Ich habe gelesen, dass Achtsamkeitsübungen, wie z.B. oben beschrieben, unter Umständen nichts für depressive und schmerzkranke Menschen sind, weil dadurch das negative / schmerzhafte Körperempfinden verstärkt werden kann.
Da Du Dich ja grad so intensiv mit dem Thema beschäftigst, würde ich mich freuen, darüber mal was von Dir zu lesen – vielleicht weißt Du mehr?!
Liebe Grüße
Huhu Häsin,
es geht dabei allerdings vor allem um „echte Meditation“ weil die „Stille“ Patienten mit echten psychischen Problemen, mit Traumata etc. triggern kann und bei Schmerzpatienten, weil das lange „still sitzen“ diese verstärken kann. Hab dazu irgendwann mal kurz auf DieCheckerin was geschrieben. Ist aber ne gute Idee, das hier auch mal einfließen zu lassen. Normalerweise wissen die Leute, wenn sie in Behandlung sind, auf was sie zu achten haben aber es gibt sicher auch etliche, die gar nicht erst zum Arzt gehen und ihre Probleme so vielleicht intensivieren.

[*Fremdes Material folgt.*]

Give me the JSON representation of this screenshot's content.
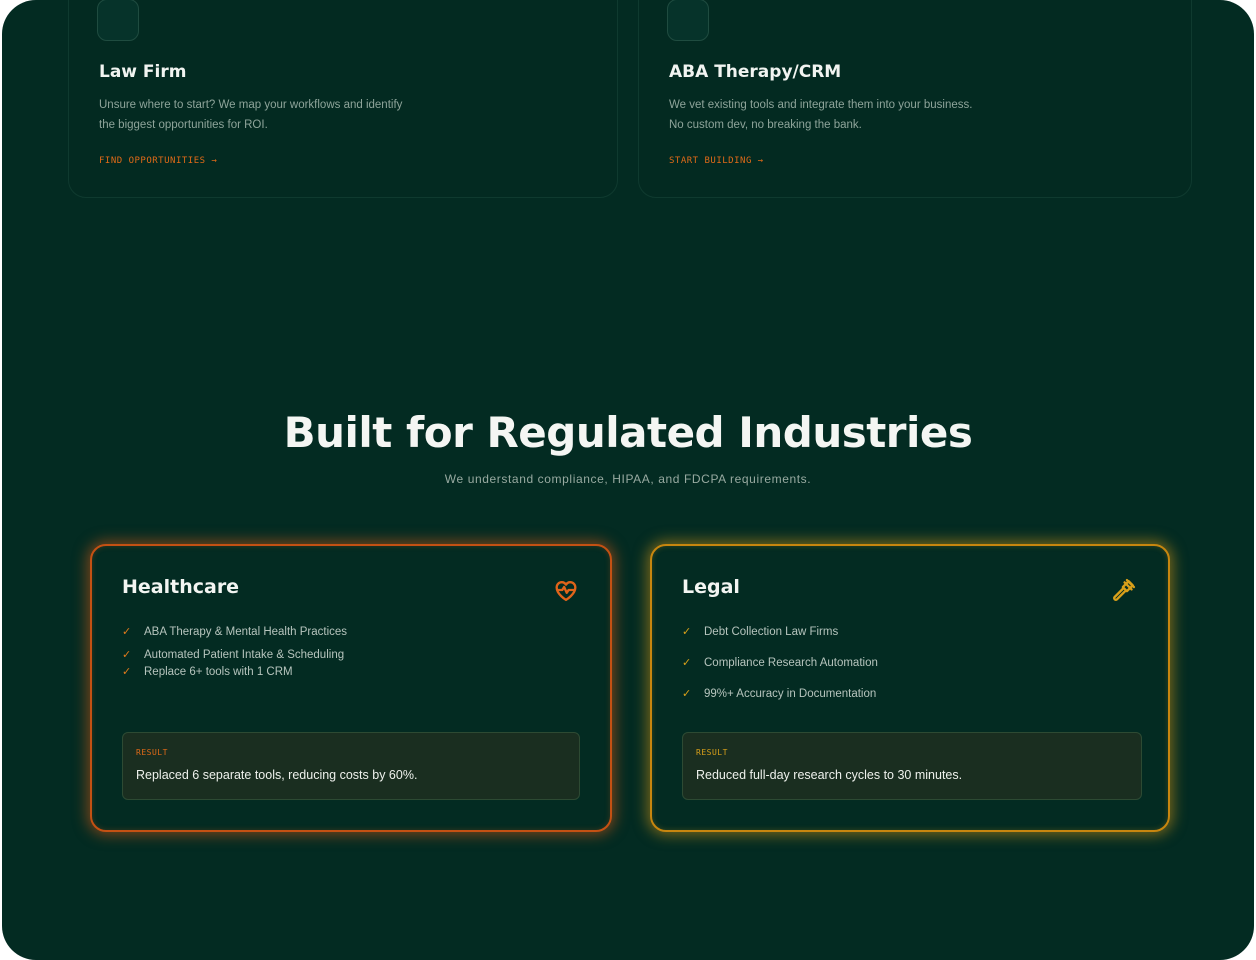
{
  "services": [
    {
      "title": "Law Firm",
      "description": "Unsure where to start? We map your workflows and identify the biggest opportunities for ROI.",
      "link": "FIND OPPORTUNITIES →"
    },
    {
      "title": "ABA Therapy/CRM",
      "description": "We vet existing tools and integrate them into your business. No custom dev, no breaking the bank.",
      "link": "START BUILDING →"
    }
  ],
  "section": {
    "title": "Built for Regulated Industries",
    "subtitle": "We understand compliance, HIPAA, and FDCPA requirements."
  },
  "industries": [
    {
      "title": "Healthcare",
      "icon": "heart-pulse-icon",
      "accent": "#e0641a",
      "items": [
        "ABA Therapy & Mental Health Practices",
        "Automated Patient Intake & Scheduling",
        "Replace 6+ tools with 1 CRM"
      ],
      "result_label": "RESULT",
      "result_text": "Replaced 6 separate tools, reducing costs by 60%."
    },
    {
      "title": "Legal",
      "icon": "gavel-icon",
      "accent": "#d9a01a",
      "items": [
        "Debt Collection Law Firms",
        "Compliance Research Automation",
        "99%+ Accuracy in Documentation"
      ],
      "result_label": "RESULT",
      "result_text": "Reduced full-day research cycles to 30 minutes."
    }
  ],
  "colors": {
    "background": "#032b22",
    "text_primary": "#f3f5f2",
    "accent_orange": "#e0641a",
    "accent_gold": "#d9a01a"
  }
}
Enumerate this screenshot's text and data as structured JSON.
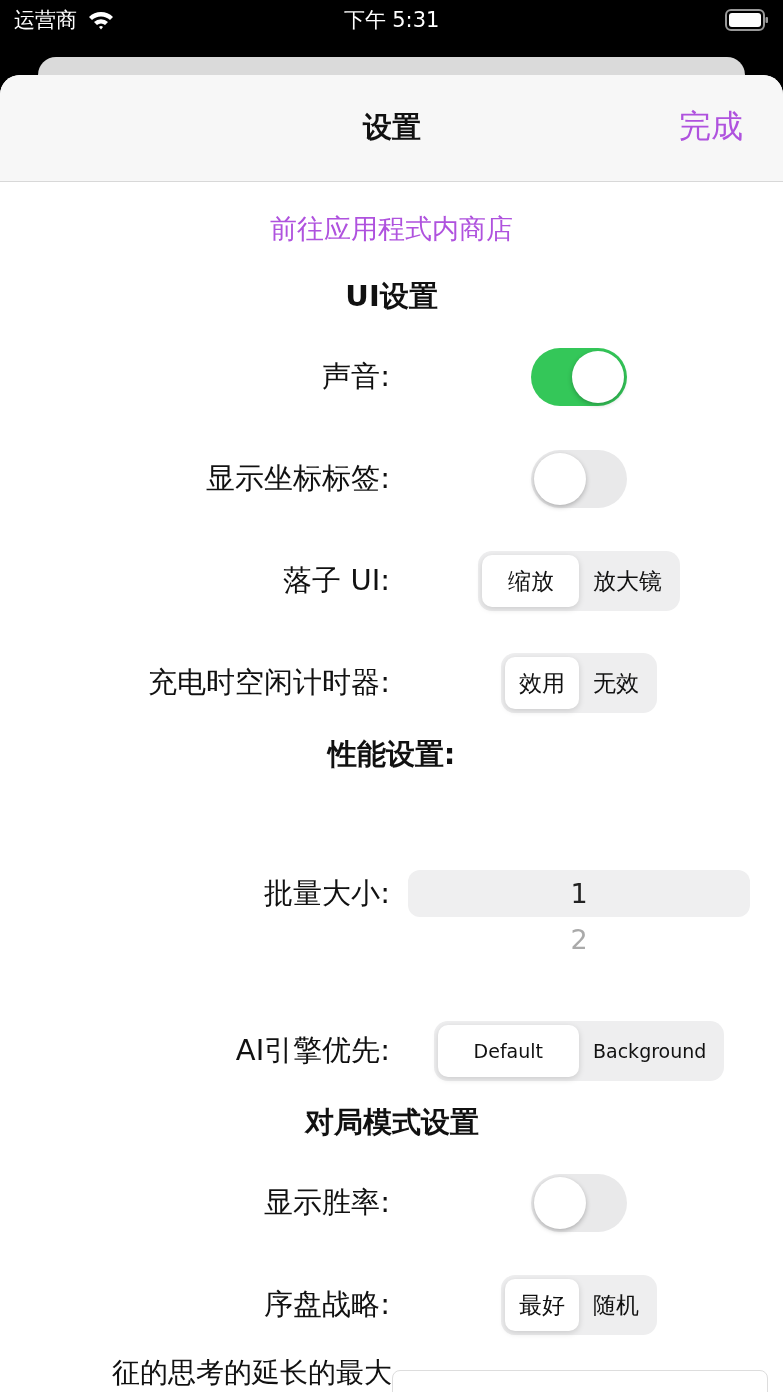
{
  "status_bar": {
    "carrier": "运营商",
    "time": "下午 5:31"
  },
  "nav": {
    "title": "设置",
    "done": "完成"
  },
  "rows": [
    {
      "kind": "link",
      "text": "前往应用程式内商店"
    },
    {
      "kind": "section",
      "text": "UI设置"
    },
    {
      "kind": "toggle",
      "label": "声音:",
      "on": true
    },
    {
      "kind": "toggle",
      "label": "显示坐标标签:",
      "on": false
    },
    {
      "kind": "segmented",
      "label": "落子 UI:",
      "options": [
        {
          "label": "缩放",
          "selected": true
        },
        {
          "label": "放大镜",
          "selected": false
        }
      ]
    },
    {
      "kind": "segmented",
      "label": "充电时空闲计时器:",
      "options": [
        {
          "label": "效用",
          "selected": true
        },
        {
          "label": "无效",
          "selected": false
        }
      ]
    },
    {
      "kind": "section",
      "text": "性能设置:"
    },
    {
      "kind": "picker",
      "label": "批量大小:",
      "options": [
        {
          "label": "1",
          "selected": true
        },
        {
          "label": "2",
          "selected": false
        }
      ]
    },
    {
      "kind": "segmented_small",
      "label": "AI引擎优先:",
      "options": [
        {
          "label": "Default",
          "selected": true
        },
        {
          "label": "Background",
          "selected": false
        }
      ]
    },
    {
      "kind": "section",
      "text": "对局模式设置"
    },
    {
      "kind": "toggle",
      "label": "显示胜率:",
      "on": false
    },
    {
      "kind": "segmented",
      "label": "序盘战略:",
      "options": [
        {
          "label": "最好",
          "selected": true
        },
        {
          "label": "随机",
          "selected": false
        }
      ]
    },
    {
      "kind": "field",
      "label": "征的思考的延长的最大"
    }
  ]
}
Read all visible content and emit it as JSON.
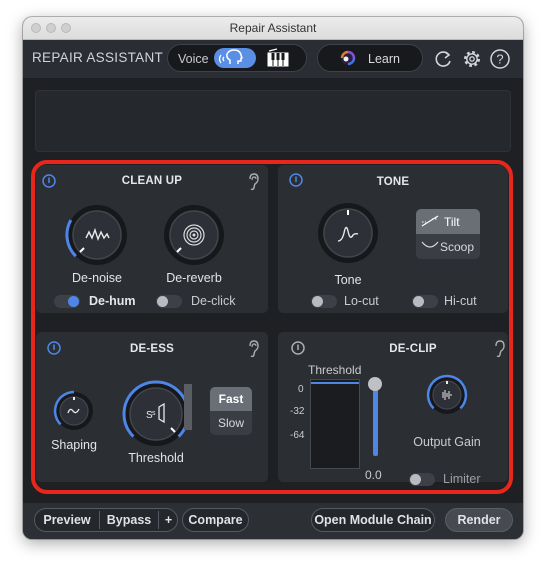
{
  "window": {
    "title": "Repair Assistant"
  },
  "header": {
    "app_title": "REPAIR ASSISTANT",
    "mode_label": "Voice",
    "learn_label": "Learn"
  },
  "clean_up": {
    "title": "CLEAN UP",
    "denoise_label": "De-noise",
    "dereverb_label": "De-reverb",
    "dehum_label": "De-hum",
    "declick_label": "De-click",
    "dehum_on": true,
    "declick_on": false
  },
  "tone": {
    "title": "TONE",
    "tone_label": "Tone",
    "tilt_label": "Tilt",
    "scoop_label": "Scoop",
    "selected": "Tilt",
    "locut_label": "Lo-cut",
    "hicut_label": "Hi-cut"
  },
  "de_ess": {
    "title": "DE-ESS",
    "shaping_label": "Shaping",
    "threshold_label": "Threshold",
    "fast_label": "Fast",
    "slow_label": "Slow",
    "selected": "Fast"
  },
  "de_clip": {
    "title": "DE-CLIP",
    "threshold_label": "Threshold",
    "scale": [
      "0",
      "-32",
      "-64"
    ],
    "threshold_value": "0.0",
    "output_gain_label": "Output Gain",
    "limiter_label": "Limiter",
    "limiter_on": false
  },
  "footer": {
    "preview_label": "Preview",
    "bypass_label": "Bypass",
    "plus_label": "+",
    "compare_label": "Compare",
    "open_chain_label": "Open Module Chain",
    "render_label": "Render"
  },
  "colors": {
    "accent": "#4e86e8",
    "highlight": "#e8261c",
    "panel": "#2b2e33",
    "background": "#1e2024"
  }
}
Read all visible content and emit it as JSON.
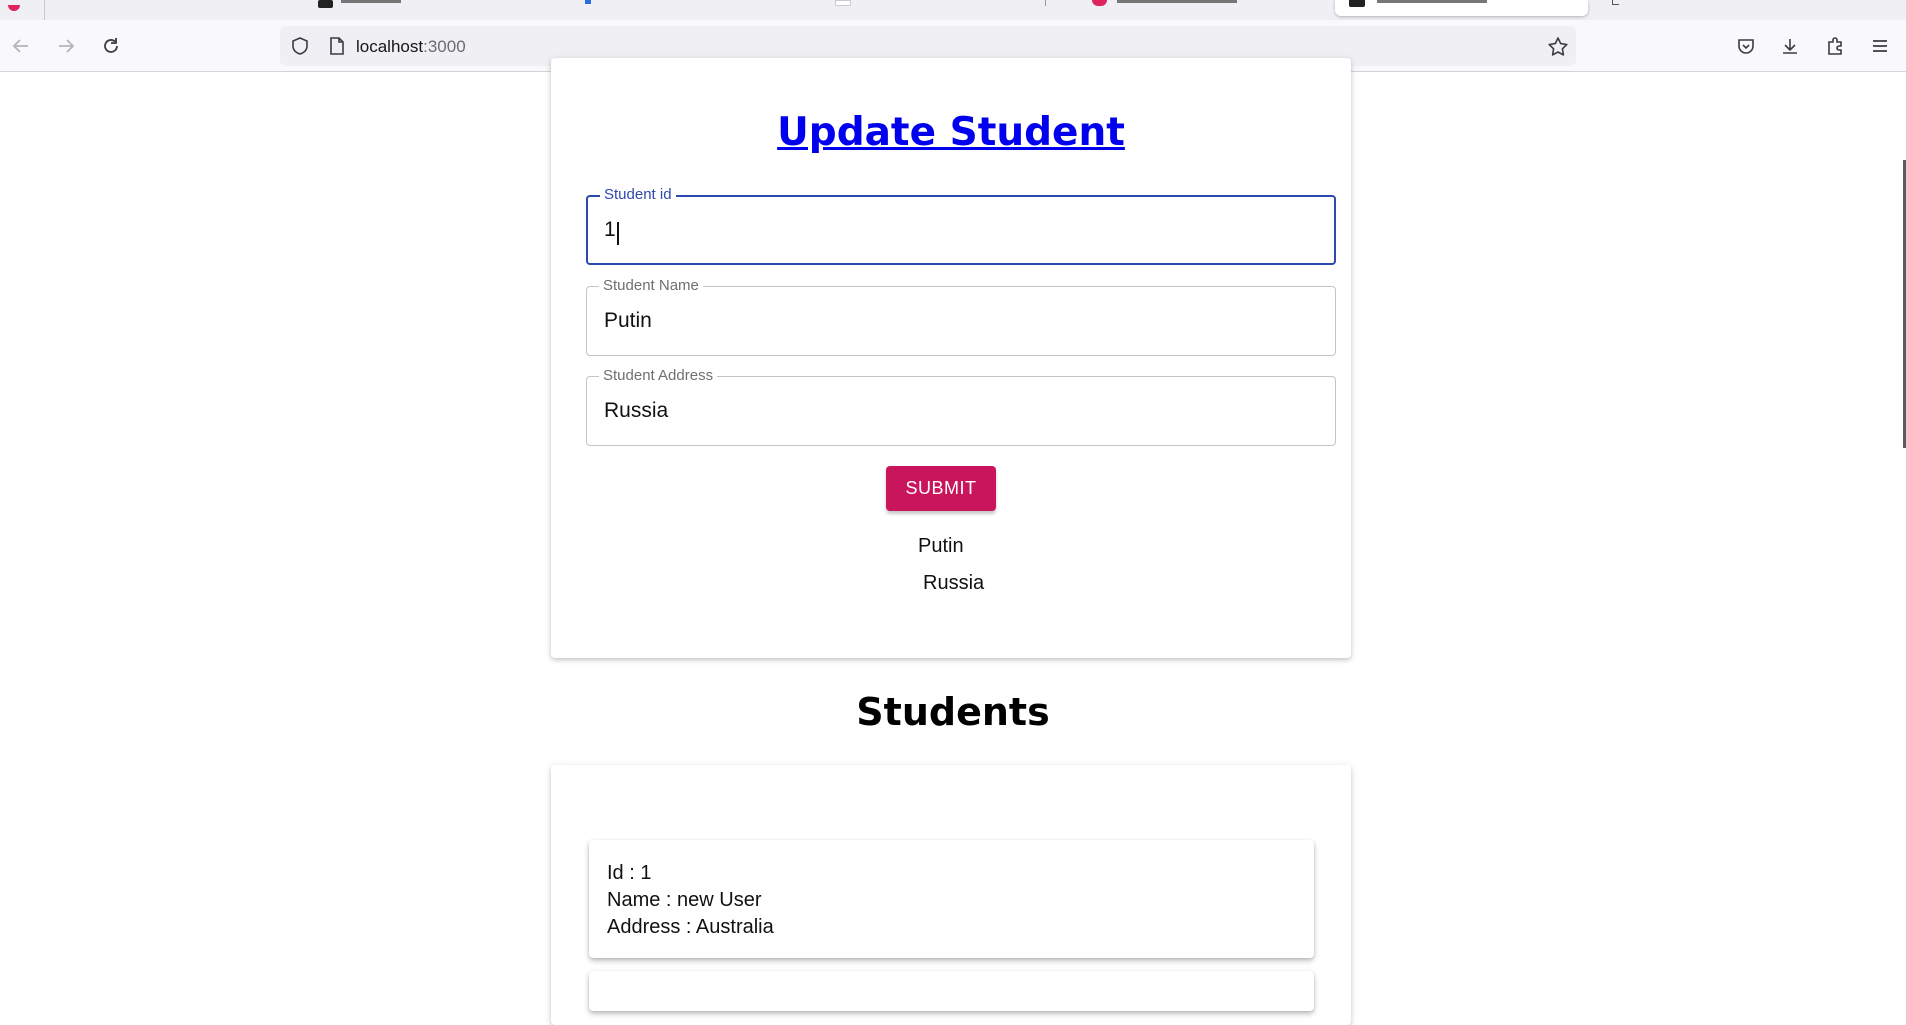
{
  "browser": {
    "url_host": "localhost",
    "url_port": ":3000"
  },
  "form": {
    "title": "Update Student",
    "fields": [
      {
        "label": "Student id",
        "value": "1"
      },
      {
        "label": "Student Name",
        "value": "Putin"
      },
      {
        "label": "Student Address",
        "value": "Russia"
      }
    ],
    "submit_label": "SUBMIT",
    "echo_name": "Putin",
    "echo_address": "Russia"
  },
  "students": {
    "heading": "Students",
    "items": [
      {
        "id_line": "Id : 1",
        "name_line": "Name : new User",
        "address_line": "Address : Australia"
      }
    ]
  },
  "colors": {
    "accent_button": "#c8155c",
    "focus_border": "#2e49b0",
    "link": "#0000ee"
  }
}
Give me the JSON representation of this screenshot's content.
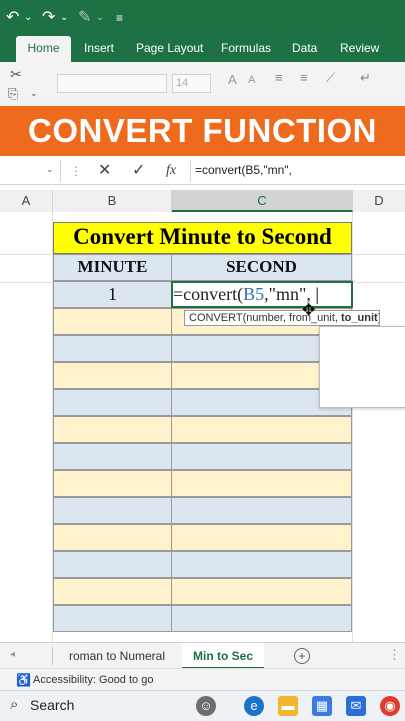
{
  "ribbon": {
    "tabs": [
      "Home",
      "Insert",
      "Page Layout",
      "Formulas",
      "Data",
      "Review"
    ],
    "active_tab": "Home",
    "font_size_value": "14"
  },
  "banner": {
    "text": "CONVERT FUNCTION"
  },
  "formula_bar": {
    "formula": "=convert(B5,\"mn\","
  },
  "columns": [
    "A",
    "B",
    "C",
    "D"
  ],
  "table": {
    "title": "Convert Minute to Second",
    "headers": [
      "MINUTE",
      "SECOND"
    ],
    "first_value": "1",
    "formula_prefix": "=convert(",
    "formula_ref": "B5",
    "formula_suffix": ",\"mn\", "
  },
  "tooltip": {
    "text_main": "CONVERT(number, from_unit, ",
    "text_bold": "to_unit",
    "text_end": ")"
  },
  "sheet_tabs": {
    "tabs": [
      "roman to Numeral",
      "Min to Sec"
    ],
    "active": "Min to Sec",
    "add_label": "+"
  },
  "status": {
    "accessibility": "Accessibility: Good to go"
  },
  "taskbar": {
    "search_label": "Search"
  },
  "colors": {
    "excel_green": "#1e7145",
    "banner_orange": "#ee6b1d",
    "title_yellow": "#ffff00",
    "row_blue": "#dce6f1",
    "row_yellow": "#fff2cc"
  }
}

Hallo Sanny, danke für die Antwort.
Hallo,
danke für die Anleitung. Ich verwende den Body-Scan auch regelmäßig, einersteits um zu entspannen, aber auch um Gedanken loszulassen und das Körperbewusstsein zu stärken. Ab und zu kombiniere ich den Body-Scan auch mit der progressiven Muskelentspannung, was sehr gut funktioniert.